# Spin‑Prime Encoding Demo 🌌🔢

This Colab‑ready notebook shows how to map **word vectors** into an **indivisible prime number** representation using a toy *spinor* twist encoding.

**Pipeline**
1. Load small GloVe vectors (50‑D)
2. Select a handful of nouns & verbs from **WordNet**
3. *Twist‑encode* each vector (simulate SU(2) double cover)
4. Map the vector norm → nearest **prime** (indivisible magnitude key)
5. Visualize the original vectors (PCA‑2D) with prime labels


In [None]:
# Install required libraries (lightweight)
!pip -q install gensim nltk sympy scikit-learn

In [None]:
import numpy as np
import pandas as pd
import matplotlib.pyplot as plt

import gensim.downloader as api
import nltk, math, hashlib
from sympy import nextprime
from sklearn.decomposition import PCA
nltk.download('wordnet')
from nltk.corpus import wordnet as wn

## Helper functions

In [None]:
def twist_encode(vec: np.ndarray):
    """Return simulated spinor double‑cover (v, −v)."""
    return vec, -vec

def encode_magnitude_to_prime(mag: float, scale: int = 10_000) -> int:
    """Quantize magnitude and map to nearest prime."""
    scaled = max(2, int(round(mag * scale)))
    return int(nextprime(scaled))

def spin_prime_encode(vec: np.ndarray):
    spin_pos, spin_neg = twist_encode(vec)
    prime_code = encode_magnitude_to_prime(np.linalg.norm(vec))
    return spin_pos, spin_neg, prime_code

## Load word vectors & sample WordNet terms

In [None]:
# Load a small 50‑dimensional GloVe model (~70 MB, quick)
model = api.load('glove-wiki-gigaword-50')
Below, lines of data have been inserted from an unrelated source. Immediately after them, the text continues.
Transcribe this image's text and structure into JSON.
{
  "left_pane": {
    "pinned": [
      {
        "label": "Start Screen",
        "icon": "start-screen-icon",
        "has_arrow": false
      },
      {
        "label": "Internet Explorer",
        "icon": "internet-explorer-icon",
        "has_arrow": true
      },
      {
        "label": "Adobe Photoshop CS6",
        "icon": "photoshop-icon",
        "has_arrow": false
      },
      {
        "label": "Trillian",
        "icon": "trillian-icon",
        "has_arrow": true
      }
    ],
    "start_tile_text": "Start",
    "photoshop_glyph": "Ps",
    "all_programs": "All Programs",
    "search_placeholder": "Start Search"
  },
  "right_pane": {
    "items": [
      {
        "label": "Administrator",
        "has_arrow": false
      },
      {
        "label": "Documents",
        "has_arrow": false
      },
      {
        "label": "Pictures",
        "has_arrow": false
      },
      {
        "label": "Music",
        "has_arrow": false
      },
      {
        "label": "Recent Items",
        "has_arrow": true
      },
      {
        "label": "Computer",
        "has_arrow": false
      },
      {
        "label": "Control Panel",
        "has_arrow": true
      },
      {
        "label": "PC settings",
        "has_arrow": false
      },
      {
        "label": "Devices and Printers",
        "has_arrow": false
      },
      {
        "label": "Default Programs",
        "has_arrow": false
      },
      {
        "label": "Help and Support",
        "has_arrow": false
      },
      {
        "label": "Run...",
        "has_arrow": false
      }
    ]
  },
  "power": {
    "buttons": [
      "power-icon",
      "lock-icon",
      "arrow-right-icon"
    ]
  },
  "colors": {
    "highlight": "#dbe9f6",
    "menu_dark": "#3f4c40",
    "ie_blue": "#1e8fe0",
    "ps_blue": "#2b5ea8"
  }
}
# Choose 10 illustrative synset lemmas from WordNet
sample_lemmas = ['cat', 'dog', 'car', 'vehicle', 'run', 'walk', 'music', 'art', 'computer', 'science']

vecs = []
words = []
for w in sample_lemmas:
    if w in model:
        words.append(w)
        vecs.append(model[w])

vecs = np.stack(vecs)
print(f"Loaded {len(vecs)} word vectors.")

## Spin‑Prime encode each vector

In [None]:
records = []
for word, vec in zip(words, vecs):
    spin_pos, spin_neg, prime_code = spin_prime_encode(vec)
    records.append({
        'word': word,
        'prime': prime_code,
        'norm': np.linalg.norm(vec),
        'spin_pos_head': spin_pos[:5],  # preview first 5 dims
    })

df = pd.DataFrame(records)
df

## Visualize in 2‑D PCA with Prime Labels

In [None]:
pca = PCA(n_components=2)
coords = pca.fit_transform(vecs)

fig, ax = plt.subplots(figsize=(6,6))
for (x, y), word, prime in zip(coords, words, df['prime']):
    ax.scatter(x, y, s=60)
    ax.text(x+0.02, y+0.02, f"{word}\n{prime}", fontsize=9)

ax.set_xlabel('PCA‑1')
ax.set_ylabel('PCA‑2')
ax.set_title('Word Vectors → Spin‑Prime Encoding')
ax.grid(True)
plt.show()

## Next Steps
* Try bigger models (e.g. word2vec‑300D)
* Explore **Gaussian primes** or multi‑prime tuples for richer encodings
* Investigate whether spin consistency helps analogy tasks